I found the docs for running the alpha testnet, and also for deploying the contracts, and I got a node running on the alpha testnet. But what I’d like to do is ideally to deploy the contracts on the alpha testnet then spin up my own testnet on top of that (so a L3), or failing that set up my own independent testnet on Sepolia or a local L1 (so a parallel L2).

Are there any docs for this? If not, should I wait a bit for someone to create them, or should I fight my way through it and try to get it working then write the docs?


Interesting question.

I guess it really comes down to your experience level & requirements. Do you have experience with smart contracts and/or creating blockchains from the ground up? I would certainly start with deploying smart contracts, your own token, etc - which would be a good starting point as youd be able to create your own token with various custom elements as needed.

But since youre asking about potentially making an L3, I’m guessing you have a bit more experience than just smart contracts.

But I would also ask if you really need an independent ledger? Or whether the logic youre looking for can be implemented just using smart contracts? Diving into L2/L3 development would just be a lot of work. You’re developing an entire other blockchain network + consensus mechanism, block creation handling and node management structure (not to mention having the hardware online and running to then maintain and grow the network). Smart contracts are ‘smart’ because they let you utilize the Ethereum network for this kind of stuff, without needing to build your own infrastructure and protocols.

Either way, if the L3 option is critical for some reason, Taiko itself is under the MIT licence, you can dive into the code yourself over on github. I would be waiting to see how the L3 Taiko is deployed on top of the L2 Taiko, which doesnt have any direct information yet. Either that or see if you can find some resources online on building a L2/L3 (but I cant find much of use tbh). The deplying to Taiko part of this idea would still be up in the air of course. But we should see that happen in the coming weeks.


Thanks for replying. To be clear, when I say we need an independent ledger, we don’t need a new system for handling a ledger. If we were talking about an independent L1 instead of an L2/L3, we’d be talking about spinning up a new chain with Geth, not about reimplementing Geth. In our case we need to be able to do this because the design needs to allow the entire chain to fork. It’s not really practical to do this with smart contracts on top of an existing chain. We know how to deploy smart contracts and so forth. We also have a pretty good idea how to make the modifications we need to handle the forking etc.

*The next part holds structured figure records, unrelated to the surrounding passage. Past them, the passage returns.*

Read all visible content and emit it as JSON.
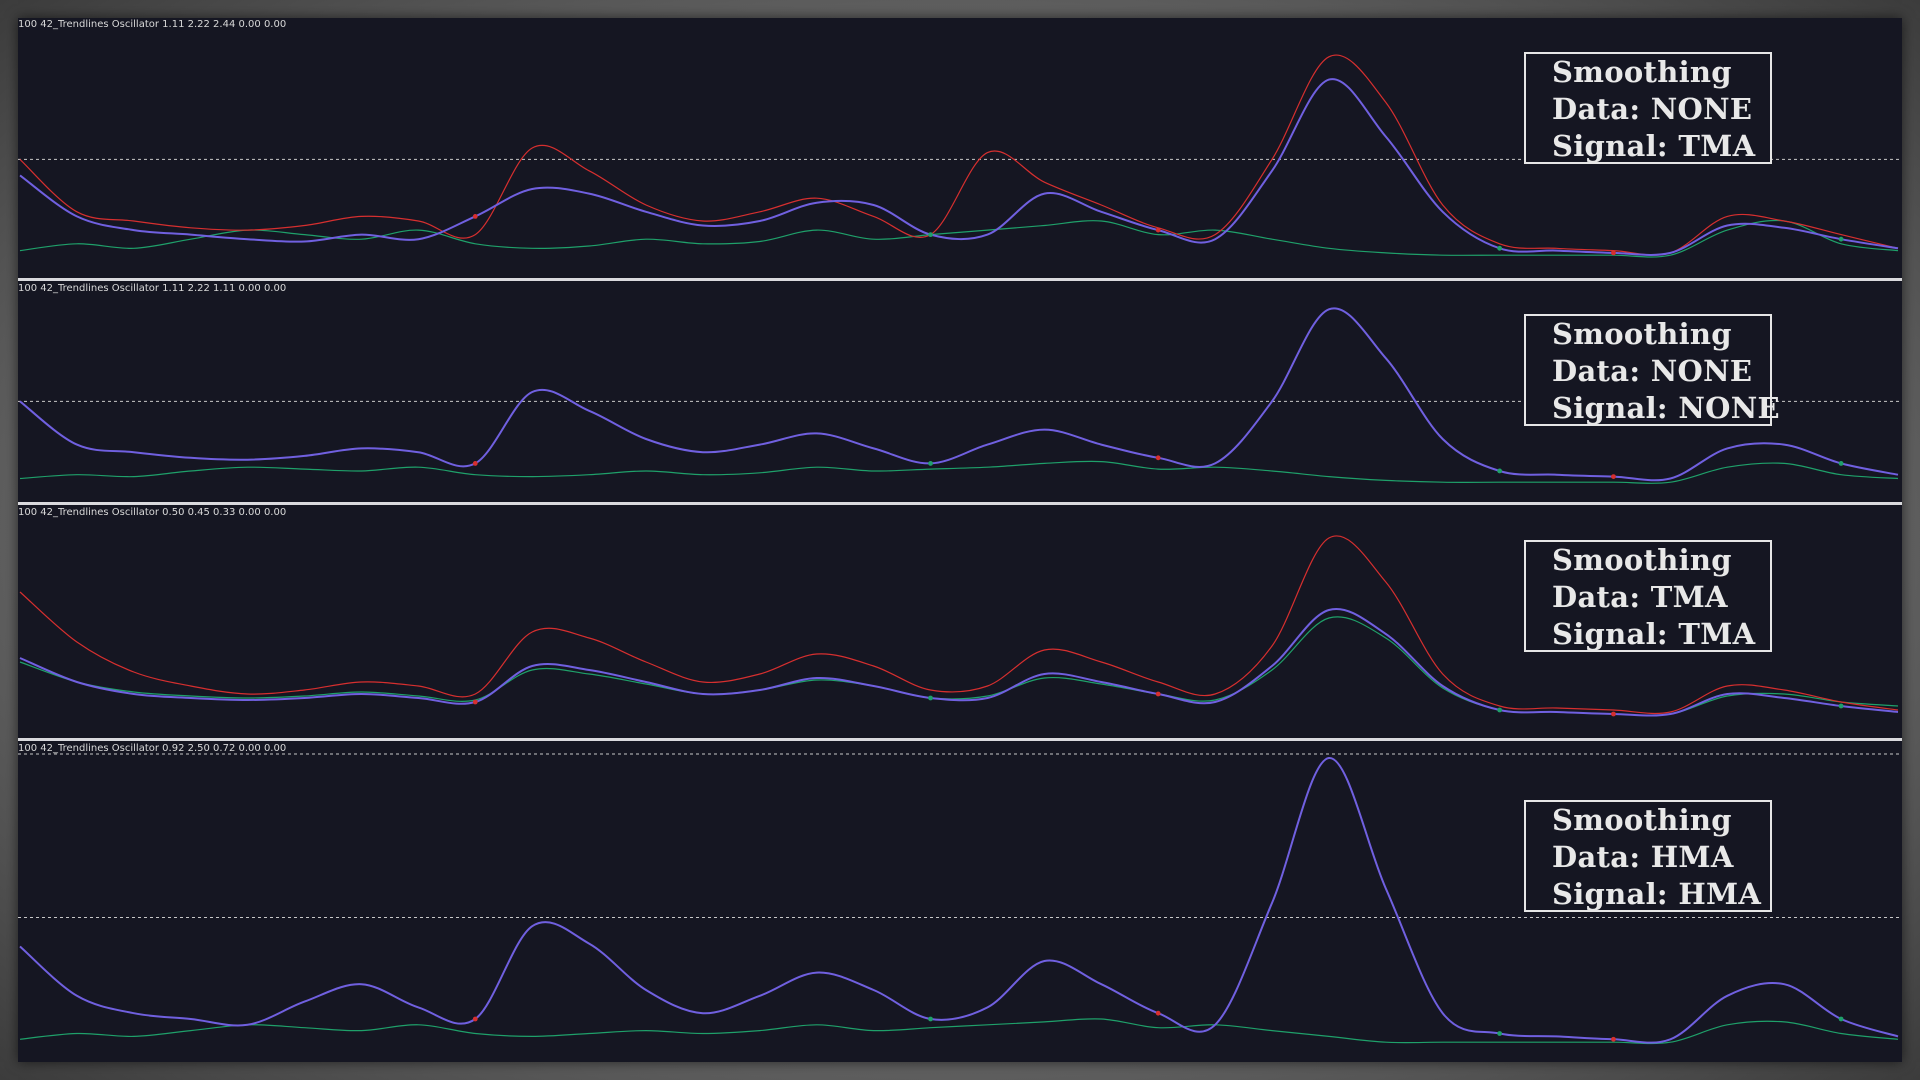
{
  "colors": {
    "background": "#151622",
    "data_line": "#d62f2f",
    "signal_line": "#7060e0",
    "base_line": "#1fa06a",
    "level_line": "#c8c8c8",
    "separator": "#d9d9dd"
  },
  "panels": [
    {
      "header": "100 42_Trendlines Oscillator 1.11 2.22 2.44 0.00 0.00",
      "labels": {
        "l1": "Smoothing",
        "l2": "Data: NONE",
        "l3": "Signal: TMA"
      }
    },
    {
      "header": "100 42_Trendlines Oscillator 1.11 2.22 1.11 0.00 0.00",
      "labels": {
        "l1": "Smoothing",
        "l2": "Data: NONE",
        "l3": "Signal: NONE"
      }
    },
    {
      "header": "100 42_Trendlines Oscillator 0.50 0.45 0.33 0.00 0.00",
      "labels": {
        "l1": "Smoothing",
        "l2": "Data: TMA",
        "l3": "Signal: TMA"
      }
    },
    {
      "header": "100 42_Trendlines Oscillator 0.92 2.50 0.72 0.00 0.00",
      "labels": {
        "l1": "Smoothing",
        "l2": "Data: HMA",
        "l3": "Signal: HMA"
      }
    }
  ],
  "chart_data": [
    {
      "type": "line",
      "smooth_data": "NONE",
      "smooth_signal": "TMA",
      "ylim": [
        0,
        100
      ],
      "level": 45,
      "grid": false,
      "legend": "none",
      "x": [
        0,
        3,
        6,
        9,
        12,
        15,
        18,
        21,
        24,
        27,
        30,
        33,
        36,
        39,
        42,
        45,
        48,
        51,
        54,
        57,
        60,
        63,
        66,
        69,
        72,
        75,
        78,
        81,
        84,
        87,
        90,
        93,
        96,
        99
      ],
      "series": [
        {
          "values": [
            45,
            22,
            18,
            15,
            14,
            16,
            20,
            18,
            12,
            50,
            40,
            25,
            18,
            22,
            28,
            20,
            12,
            48,
            35,
            25,
            15,
            12,
            45,
            90,
            70,
            25,
            8,
            6,
            5,
            4,
            20,
            18,
            12,
            6
          ]
        },
        {
          "values": [
            38,
            20,
            14,
            12,
            10,
            9,
            12,
            10,
            20,
            32,
            30,
            22,
            16,
            18,
            26,
            25,
            12,
            12,
            30,
            22,
            14,
            10,
            40,
            80,
            55,
            22,
            6,
            5,
            4,
            4,
            16,
            15,
            10,
            6
          ]
        },
        {
          "values": [
            5,
            8,
            6,
            10,
            14,
            12,
            10,
            14,
            8,
            6,
            7,
            10,
            8,
            9,
            14,
            10,
            12,
            14,
            16,
            18,
            12,
            14,
            10,
            6,
            4,
            3,
            3,
            3,
            3,
            3,
            14,
            18,
            8,
            5
          ]
        }
      ]
    },
    {
      "type": "line",
      "smooth_data": "NONE",
      "smooth_signal": "NONE",
      "ylim": [
        0,
        100
      ],
      "level": 45,
      "grid": false,
      "legend": "none",
      "x": [
        0,
        3,
        6,
        9,
        12,
        15,
        18,
        21,
        24,
        27,
        30,
        33,
        36,
        39,
        42,
        45,
        48,
        51,
        54,
        57,
        60,
        63,
        66,
        69,
        72,
        75,
        78,
        81,
        84,
        87,
        90,
        93,
        96,
        99
      ],
      "series": [
        {
          "values": [
            45,
            22,
            18,
            15,
            14,
            16,
            20,
            18,
            12,
            50,
            40,
            25,
            18,
            22,
            28,
            20,
            12,
            22,
            30,
            22,
            15,
            12,
            45,
            94,
            68,
            25,
            8,
            6,
            5,
            4,
            20,
            22,
            12,
            6
          ]
        },
        {
          "values": [
            45,
            22,
            18,
            15,
            14,
            16,
            20,
            18,
            12,
            50,
            40,
            25,
            18,
            22,
            28,
            20,
            12,
            22,
            30,
            22,
            15,
            12,
            45,
            94,
            68,
            25,
            8,
            6,
            5,
            4,
            20,
            22,
            12,
            6
          ]
        },
        {
          "values": [
            4,
            6,
            5,
            8,
            10,
            9,
            8,
            10,
            6,
            5,
            6,
            8,
            6,
            7,
            10,
            8,
            9,
            10,
            12,
            13,
            9,
            10,
            8,
            5,
            3,
            2,
            2,
            2,
            2,
            2,
            10,
            12,
            6,
            4
          ]
        }
      ]
    },
    {
      "type": "line",
      "smooth_data": "TMA",
      "smooth_signal": "TMA",
      "ylim": [
        0,
        100
      ],
      "grid": false,
      "legend": "none",
      "x": [
        0,
        3,
        6,
        9,
        12,
        15,
        18,
        21,
        24,
        27,
        30,
        33,
        36,
        39,
        42,
        45,
        48,
        51,
        54,
        57,
        60,
        63,
        66,
        69,
        72,
        75,
        78,
        81,
        84,
        87,
        90,
        93,
        96,
        99
      ],
      "series": [
        {
          "values": [
            65,
            40,
            25,
            18,
            14,
            16,
            20,
            18,
            14,
            45,
            42,
            30,
            20,
            24,
            34,
            28,
            16,
            18,
            36,
            30,
            20,
            14,
            38,
            92,
            70,
            24,
            8,
            7,
            6,
            5,
            18,
            16,
            10,
            6
          ]
        },
        {
          "values": [
            32,
            20,
            14,
            12,
            11,
            12,
            14,
            12,
            10,
            28,
            26,
            20,
            14,
            16,
            22,
            18,
            12,
            12,
            24,
            20,
            14,
            10,
            28,
            56,
            44,
            18,
            6,
            5,
            4,
            4,
            14,
            12,
            8,
            5
          ]
        },
        {
          "values": [
            30,
            20,
            15,
            13,
            12,
            13,
            15,
            13,
            11,
            26,
            24,
            19,
            14,
            16,
            21,
            18,
            12,
            13,
            22,
            19,
            14,
            11,
            26,
            52,
            42,
            17,
            6,
            5,
            4,
            4,
            13,
            14,
            10,
            8
          ]
        }
      ]
    },
    {
      "type": "line",
      "smooth_data": "HMA",
      "smooth_signal": "HMA",
      "ylim": [
        0,
        100
      ],
      "level": 45,
      "grid": false,
      "legend": "none",
      "x": [
        0,
        3,
        6,
        9,
        12,
        15,
        18,
        21,
        24,
        27,
        30,
        33,
        36,
        39,
        42,
        45,
        48,
        51,
        54,
        57,
        60,
        63,
        66,
        69,
        72,
        75,
        78,
        81,
        84,
        87,
        90,
        93,
        96,
        99
      ],
      "series": [
        {
          "values": [
            35,
            18,
            12,
            10,
            8,
            16,
            22,
            14,
            10,
            42,
            36,
            20,
            12,
            18,
            26,
            20,
            10,
            14,
            30,
            22,
            12,
            8,
            50,
            100,
            55,
            12,
            5,
            4,
            3,
            3,
            18,
            22,
            10,
            4
          ]
        },
        {
          "values": [
            35,
            18,
            12,
            10,
            8,
            16,
            22,
            14,
            10,
            42,
            36,
            20,
            12,
            18,
            26,
            20,
            10,
            14,
            30,
            22,
            12,
            8,
            50,
            100,
            55,
            12,
            5,
            4,
            3,
            3,
            18,
            22,
            10,
            4
          ]
        },
        {
          "values": [
            3,
            5,
            4,
            6,
            8,
            7,
            6,
            8,
            5,
            4,
            5,
            6,
            5,
            6,
            8,
            6,
            7,
            8,
            9,
            10,
            7,
            8,
            6,
            4,
            2,
            2,
            2,
            2,
            2,
            2,
            8,
            9,
            5,
            3
          ]
        }
      ]
    }
  ]
}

What we’re trying to build is unusual, but my question is more general: Is there a doc for spinning up a new taiko chain? I think this will be useful to people trying to test applications as well as people trying to build an L2/L3, as the official test networks are short-lived so you may well want to run your own local test network.


hello @edmundegar! docs for deploying Taiko (as an L2, or an L3) is definitely something on our radar. as it stands, it’s of course possible to do (there is no hidden code, you can find everything under our github organization: Taiko Labs · GitHub). however we know that this is difficult without a step-by-step walkthrough.

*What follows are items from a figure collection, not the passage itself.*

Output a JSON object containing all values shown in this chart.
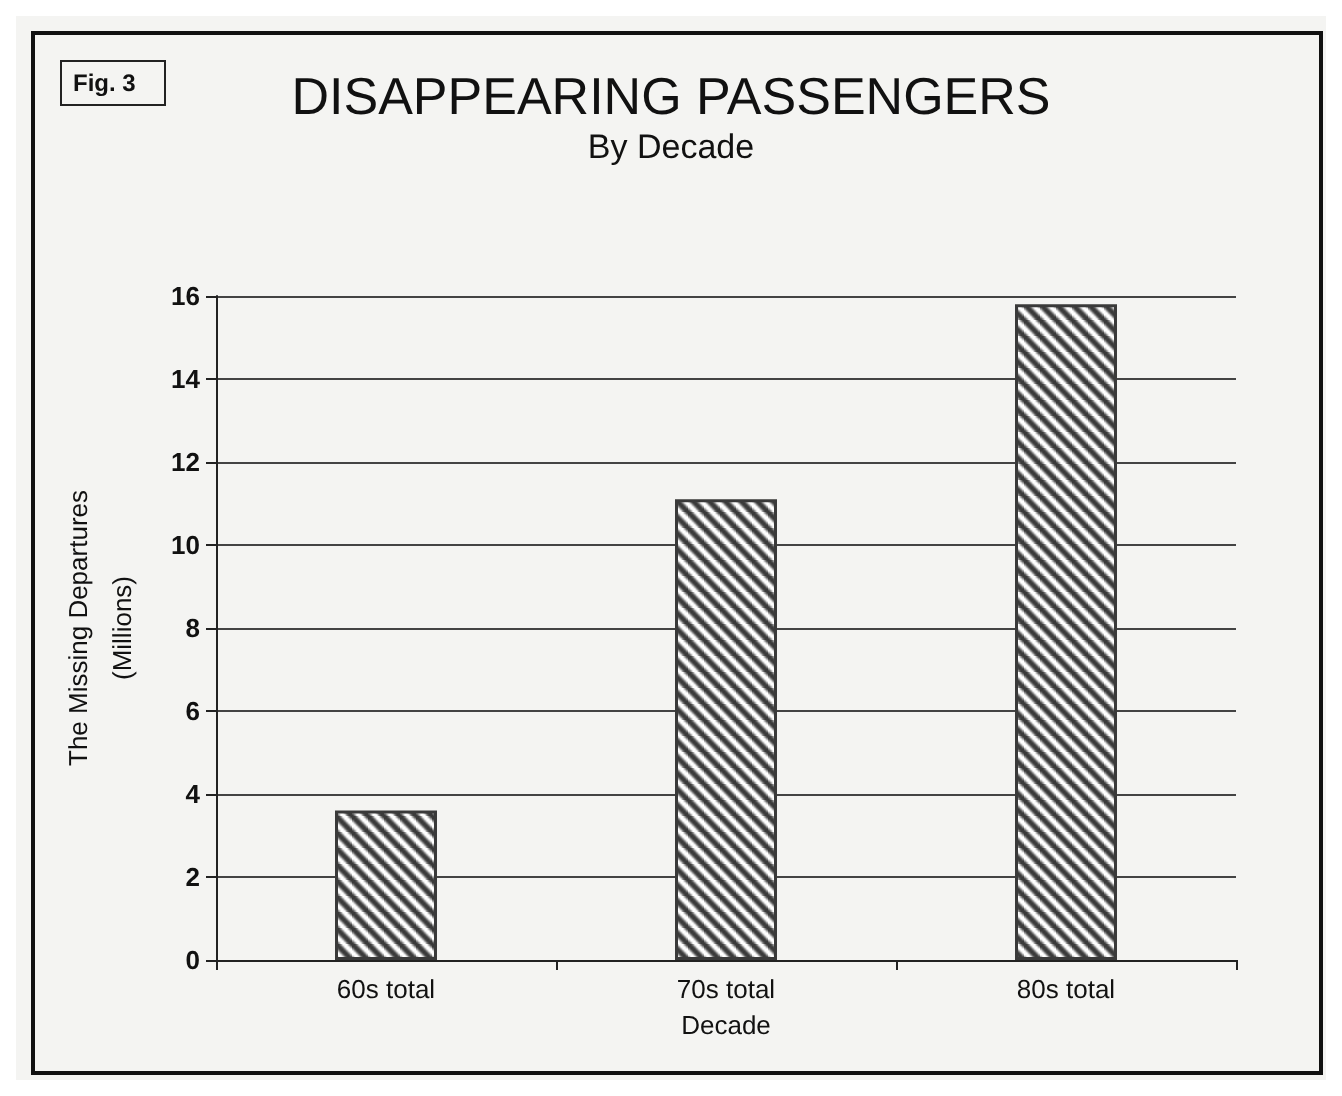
{
  "chart_data": {
    "type": "bar",
    "title": "DISAPPEARING PASSENGERS",
    "subtitle": "By Decade",
    "xlabel": "Decade",
    "ylabel": "The Missing Departures\n(Millions)",
    "annotations": [
      "Fig. 3"
    ],
    "categories": [
      "60s total",
      "70s total",
      "80s total"
    ],
    "values": [
      3.6,
      11.1,
      15.8
    ],
    "color": "#3a3a3a",
    "ylim": [
      0,
      16
    ],
    "yticks": [
      0,
      2,
      4,
      6,
      8,
      10,
      12,
      14,
      16
    ],
    "grid": "y"
  }
}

i can’t answer when or even if this will come (as official docs from Taiko Labs) because of other priorities, but it is something we are thinking about and planning to work on soon. this is because we want to enable the community to build / experiment and thus help push the space forward together.

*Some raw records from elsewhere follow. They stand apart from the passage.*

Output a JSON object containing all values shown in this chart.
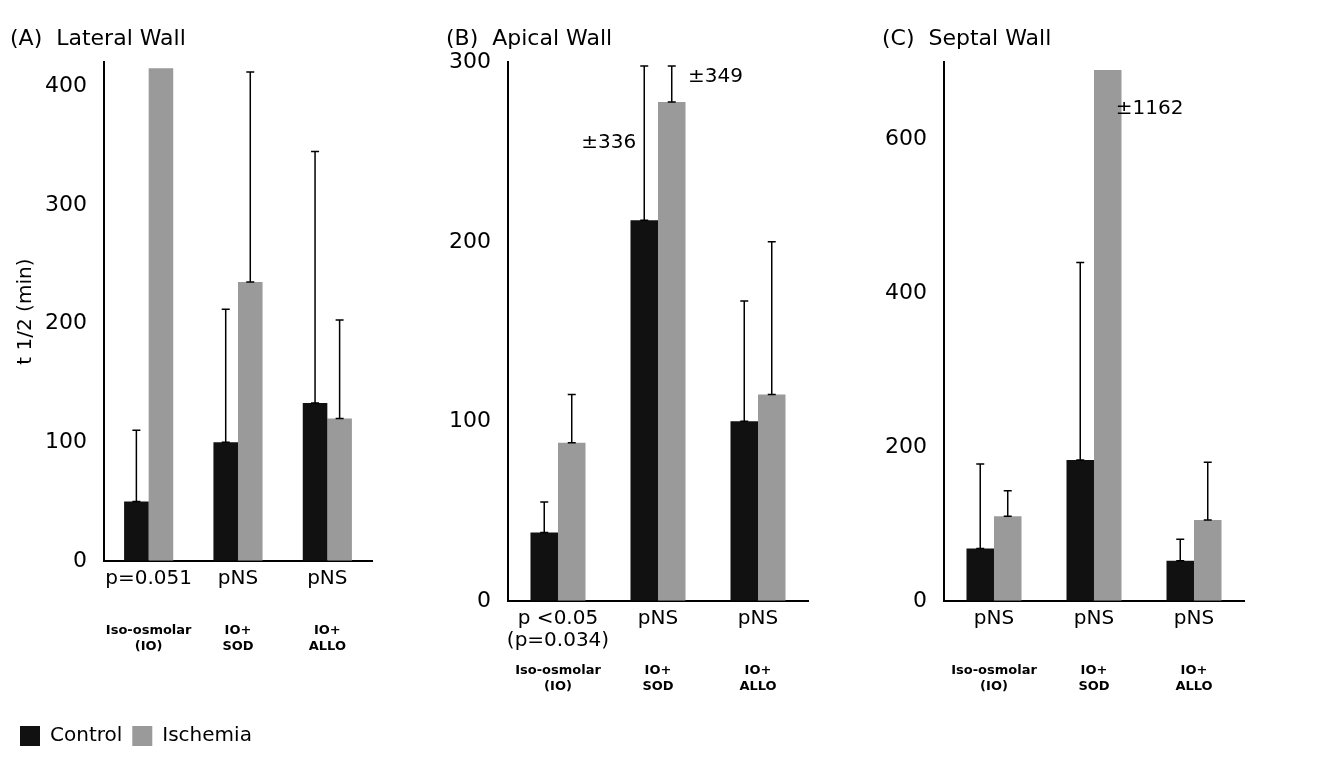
{
  "chart_data": [
    {
      "type": "bar",
      "title": "(A)  Lateral Wall",
      "ylabel": "t 1/2 (min)",
      "categories": [
        "Iso-osmolar\n(IO)",
        "IO+\nSOD",
        "IO+\nALLO"
      ],
      "ylim": [
        0,
        420
      ],
      "yticks": [
        0,
        100,
        200,
        300,
        400
      ],
      "grid": false,
      "legend": "bottom left",
      "series": [
        {
          "name": "Control",
          "color": "#111111",
          "values": [
            50,
            100,
            133
          ],
          "errors": [
            [
              50,
              110
            ],
            [
              100,
              212
            ],
            [
              133,
              345
            ]
          ]
        },
        {
          "name": "Ischemia",
          "color": "#9a9a9a",
          "values": [
            415,
            235,
            120
          ],
          "errors": [
            null,
            [
              235,
              412
            ],
            [
              120,
              203
            ]
          ]
        }
      ],
      "annotations": [
        "p=0.051",
        "pNS",
        "pNS"
      ]
    },
    {
      "type": "bar",
      "title": "(B)  Apical Wall",
      "categories": [
        "Iso-osmolar\n(IO)",
        "IO+\nSOD",
        "IO+\nALLO"
      ],
      "ylim": [
        0,
        300
      ],
      "yticks": [
        0,
        100,
        200,
        300
      ],
      "grid": false,
      "series": [
        {
          "color": "#111111",
          "values": [
            38,
            212,
            100
          ],
          "errors": [
            [
              38,
              55
            ],
            [
              212,
              298
            ],
            [
              100,
              167
            ]
          ]
        },
        {
          "color": "#9a9a9a",
          "values": [
            88,
            278,
            115
          ],
          "errors": [
            [
              88,
              115
            ],
            [
              278,
              298
            ],
            [
              115,
              200
            ]
          ]
        }
      ],
      "annotations": [
        "p <0.05\n(p=0.034)",
        "pNS",
        "pNS",
        {
          "text": "±336",
          "x": "IO+\nSOD",
          "y": 255
        },
        "±349"
      ]
    },
    {
      "type": "bar",
      "title": "(C)  Septal Wall",
      "categories": [
        "Iso-osmolar\n(IO)",
        "IO+\nSOD",
        "IO+\nALLO"
      ],
      "ylim": [
        0,
        700
      ],
      "yticks": [
        0,
        200,
        400,
        600
      ],
      "grid": false,
      "series": [
        {
          "color": "#111111",
          "values": [
            68,
            183,
            52
          ],
          "errors": [
            [
              68,
              178
            ],
            [
              183,
              440
            ],
            [
              52,
              80
            ]
          ]
        },
        {
          "color": "#9a9a9a",
          "values": [
            110,
            690,
            105
          ],
          "errors": [
            [
              110,
              143
            ],
            null,
            [
              105,
              180
            ]
          ]
        }
      ],
      "annotations": [
        "pNS",
        "pNS",
        "pNS",
        {
          "text": "±1162",
          "x": "IO+\nSOD",
          "y": 640
        }
      ]
    }
  ]
}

the caveat is how well supported this documentation is. i don’t expect that there will be a lot of support for it (at least in the first iteration), and this guide would be minimal / geared towards more advanced users. that’s because we have the high priority on delivering Taiko to mainnet. we could however try to make it more beginner friendly and supported over time.


OK, thanks, makes sense.

For now I’ll fiddle around with what I can see on Github and make some notes for other people if it seems like I’m getting anywhere.